Many patients present with the ocular symptoms of burning, dryness, and irritation. Traditionally, they have been considered to have dry eye disease. However, if Schirmer’s testing is performed, fewer than 5% of these patients will have wetting of the tear strip of less than 5 mm. With greater than 5 mm of wetting, these patients have enough tears to be comfortable, however, any stress to the tear film causes problems.

The reason they have these symptoms is because of meibomianitis. The normal secretion, which stabilizes the tear film, has changed from soothing oil to inflammatory oil. This results in earlier break up of the tear film in mild cases with a resultant dry feeling. In more severe cases, the eye is red and has superficial punctate keratitis. Bacteria will take advantage of the eye’s inflamed oil glands and add more inflammation to the process.

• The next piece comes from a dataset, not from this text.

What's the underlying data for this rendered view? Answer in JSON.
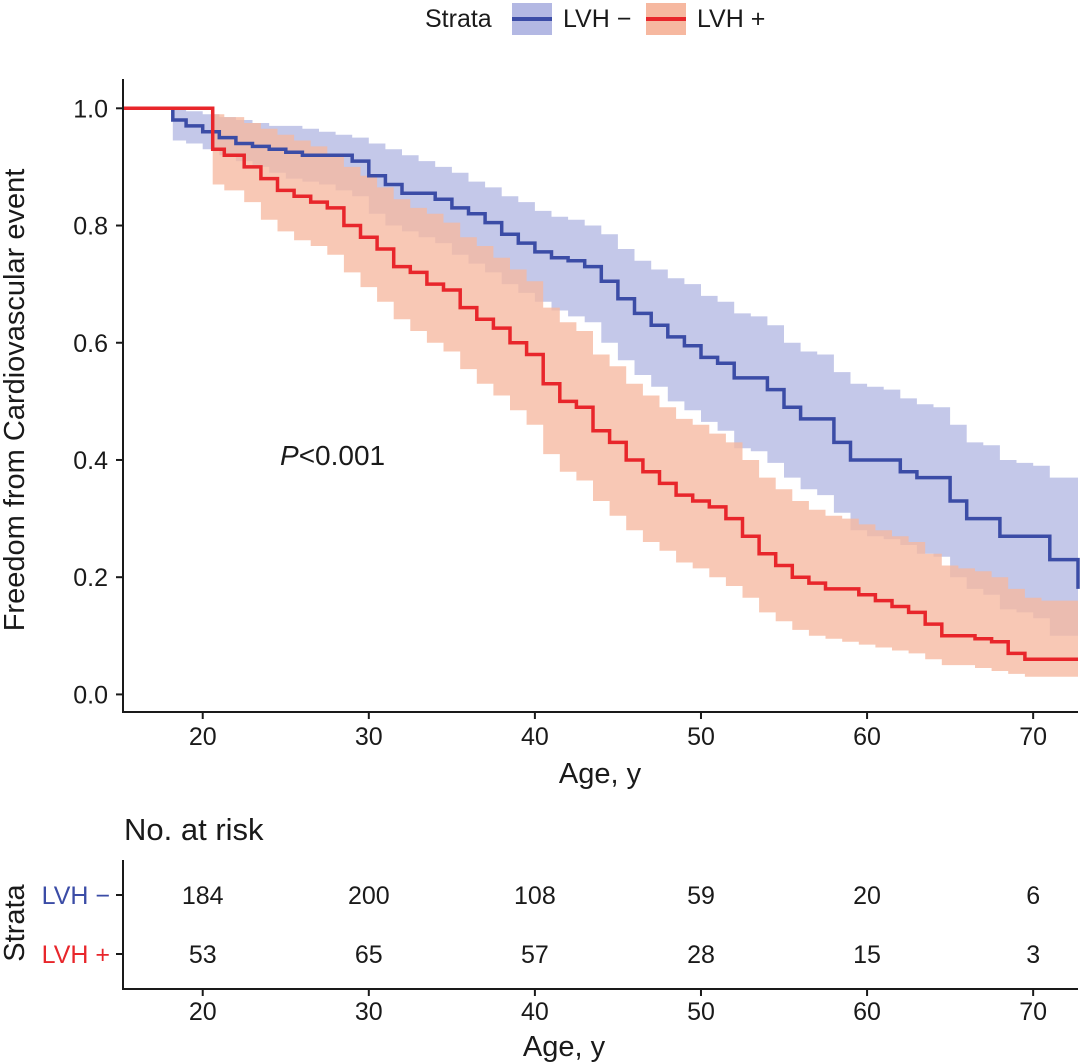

The traditional treatment for posterior blepharitis, as this condition is also called, has consisted of artificial tears, topical steroids, oral tetracycline and its derivatives, and more recently, topical azithromycin. In the past 30 years, none of these agents has brought long-lasting relief to patients. Topical azithromycin has been useful, however, because it can penetrate the lid’s oil glands and con- trol or even eliminate the bacteria there. When the agent is used by itself, the blepharitis returns in 2 to 4 weeks. Topical steroids have too much difficulty penetrating the oil glands to have much effect.

In order to control or resolve blepharitis, the nature of the oil within the meibomian glands must be normalized. Elimination of the bacteria or anti-inflammatory effect of antibiotics such as azithromycin, erythromycin, and tetra- cyclines simply result in a temporary change, which returns more often than we would like.

Fortunately, there is a terrific treatment for inflammation of the meibomianitis. The best treatment I have found in more than 30 years of practicing ophthalmology is omega- 3 fatty acids in the triglyceride form. I have an approximately 80% success rate after using this product in about 700 patients. It is crucial to use the triglyceride form of omega- 3.1 Studies have shown that the absorption of this type of omega-3 is nearly 100%. The absorption of an omega-3 in ethyl ester form ranges from 20% to 50%. This means that the patient must take up to 20 pills a day to achieve the proper blood levels necessary to treat the eyelids.2

Physician Recommended Nutraceuticals (Plymouth Meeting, PA) makes the form of omega-3 that achieves this near 100% absorption.3

How does it work? What I tell patients is the following.
The oil in the glands in your lids is inflamed. It is no longer soothing oil, and when it spills onto the surface of your eyes it is like grease on a frying pan. No matter how much water you use, when the water stops the oil is still there. To the cornea, this feels like a foreign body on the surface. In order to relieve the symptoms we need to normalize the oil in the oil gland. You will take a triglyceride omega-3, which is an anti-inflammatory oil. The body will absorb the oil, and since it is oil it will concentrate in the oil glands first. This is exactly what we want. We now have perfectly targeted therapy, anti-inflammatory oil inside the inflamed oil gland.

In summary, the vast majority of dry eye is blepharitis. Always evaluate the meibomian glands in these patients for inspissation and telangiectasias. Treat with topical azithromycin if secondary infection of the glands is present but the primary long-term treatment should be in the form of omega-3s in the triglyceride form.